[lit-ideas] Re: global luke-warming

  • From: Eric Yost <eyost1132@xxxxxxxxxxxxx>
  • To: lit-ideas@xxxxxxxxxxxxx
  • Date: Fri, 14 Apr 2006 19:29:23 -0400

The usual wackos have stepped up the propaganda



http://solar-center.stanford.edu/sun-on-earth/glob-warm.html
Some solar scientists are considering whether some part of global warming may be caused, by a periodic but small increase in the Sun's energy output. An increase of just 0.2% in the solar output could have the same affect as doubling the carbon dioxide in the Earth's atmosphere.


LINKED TO

http://solar-center.stanford.edu/sun-on-earth/varsun.html

and

http://news.bbc.co.uk/1/hi/sci/tech/56456.stm
Climate changes such as global warming may be due to changes in the sun rather than to the release of greenhouse gases on Earth.


Climatologists and astronomers speaking at the American Association for the Advancement of Science meeting in Philadelphia say the present warming may be unusual - but a mini ice age could soon follow.

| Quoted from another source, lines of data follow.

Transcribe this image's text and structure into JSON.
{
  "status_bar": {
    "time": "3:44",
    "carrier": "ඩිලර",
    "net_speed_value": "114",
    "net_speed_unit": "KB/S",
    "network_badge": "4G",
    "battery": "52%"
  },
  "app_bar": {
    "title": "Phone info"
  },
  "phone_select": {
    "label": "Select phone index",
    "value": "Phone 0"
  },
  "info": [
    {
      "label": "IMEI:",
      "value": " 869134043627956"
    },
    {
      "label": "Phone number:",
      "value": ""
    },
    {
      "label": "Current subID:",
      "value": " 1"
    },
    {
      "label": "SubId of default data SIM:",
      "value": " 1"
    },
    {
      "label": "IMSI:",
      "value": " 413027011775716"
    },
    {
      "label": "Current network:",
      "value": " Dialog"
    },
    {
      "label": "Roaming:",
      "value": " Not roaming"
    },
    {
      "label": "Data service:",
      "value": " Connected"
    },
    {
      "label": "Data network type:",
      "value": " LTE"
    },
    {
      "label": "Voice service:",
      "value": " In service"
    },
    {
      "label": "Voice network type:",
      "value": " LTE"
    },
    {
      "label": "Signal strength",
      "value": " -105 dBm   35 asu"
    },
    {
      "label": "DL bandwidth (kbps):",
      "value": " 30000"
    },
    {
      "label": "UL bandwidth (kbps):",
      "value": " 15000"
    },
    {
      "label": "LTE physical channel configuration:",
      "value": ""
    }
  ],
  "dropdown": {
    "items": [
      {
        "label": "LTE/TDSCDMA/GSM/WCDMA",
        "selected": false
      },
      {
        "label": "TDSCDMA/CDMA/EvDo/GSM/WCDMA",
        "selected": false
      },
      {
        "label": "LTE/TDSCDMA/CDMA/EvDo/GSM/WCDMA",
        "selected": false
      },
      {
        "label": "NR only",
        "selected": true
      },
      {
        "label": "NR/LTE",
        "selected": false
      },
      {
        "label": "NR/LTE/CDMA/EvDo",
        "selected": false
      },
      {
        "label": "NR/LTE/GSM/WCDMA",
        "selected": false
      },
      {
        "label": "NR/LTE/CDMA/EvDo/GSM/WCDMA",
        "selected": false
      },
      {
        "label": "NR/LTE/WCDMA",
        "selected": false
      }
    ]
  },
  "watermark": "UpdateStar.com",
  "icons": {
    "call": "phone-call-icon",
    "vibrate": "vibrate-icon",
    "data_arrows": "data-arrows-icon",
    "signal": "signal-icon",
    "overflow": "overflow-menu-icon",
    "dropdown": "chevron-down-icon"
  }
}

The sun provides all the energy that drives our climate, but it is not the constant star it might seem.

Careful studies over the last 20 years show that its overall brightness and energy output increases slightly as sunspot activity rises to the peak of its 11-year cycle.

And individual cycles can be more or less active.

The sun is currently at its most active for 300 years.

WHICH IS CONTRADICTED BY THIS STUDY:
http://solar-center.stanford.edu/sun-on-earth/damon.html
Armchair detective work by University of Arizona geosciences Professor Emeritus Paul Damon and a colleague finds solar variation alone can explain only 40 percent of the warming measured in the 20th century through 1975. It explains even less of the heat spell of the last couple of decades.


''That rapid warming that occurred in the '80s and '90s, there's no way to fit it,'' Damon said. By default, then, he puts most of the culpability on human input of greenhouse gases via cars, factories and deforestation.

amon's analysis, undertaken with assistance from Russian physicist Alexei Peristykh, attempts to pinpoint the cause behind a clear signal of global warming since about 1850. The observed temperature increase roughly coincides with both the invention of modern industry and a rise in solar activity. However, the increase goes beyond what would be expected from the sun's high-energy cycle, which Damon projects will peak in 2030.

Damon and Peristykh compared a variety of data to reach their conclusions. They used a well-known link between global radiocarbon production and solar activity to model sun cycles. Then they compared this model to temperatures measured in the last century or so as well as longer records of climate, such as those estimated from variations in tree-ring growth and changes in oxygen isotopes in cores of ancient ice.

A 250,000-year ice core record compiled by scientists working with Willy Dansgaard in Iceland indicates longterm temperatures fluctuated widely from glacial to interglacial periods, sometimes 9 degrees Fahrenheit at a time. But a few thousand years after the Younger Dryas glaciers retreated about 12,000 years ago, temperatures settled down, never straying more than 1-degree Fahrenheit from the global average.

''The important thing to remember is that global temperatures have been stable for the past 8,000 years, so it doesn't take much solar forcing to explain the record,'' Damon said.

Even when the Little Ice Age reached its coldest point in the span from 1570 to 1730, average global temperature appears to have cooled by no more than 2 degrees Fahrenheit, he noted. However, these relatively small temperature changes can loom large in human perception, in part because they fluctuate in certain regions much more than the world as a whole.

This long reign of stable climate balanced near the point of glaciation could end if predictions on the overall warming effect of polluting the atmosphere come to pass. International scientists agree that global temperatures can be expected to rise by about 2 to 8 degrees Fahrenheit by the end of the next century, mainly due to the continuing release of greenhouse gases.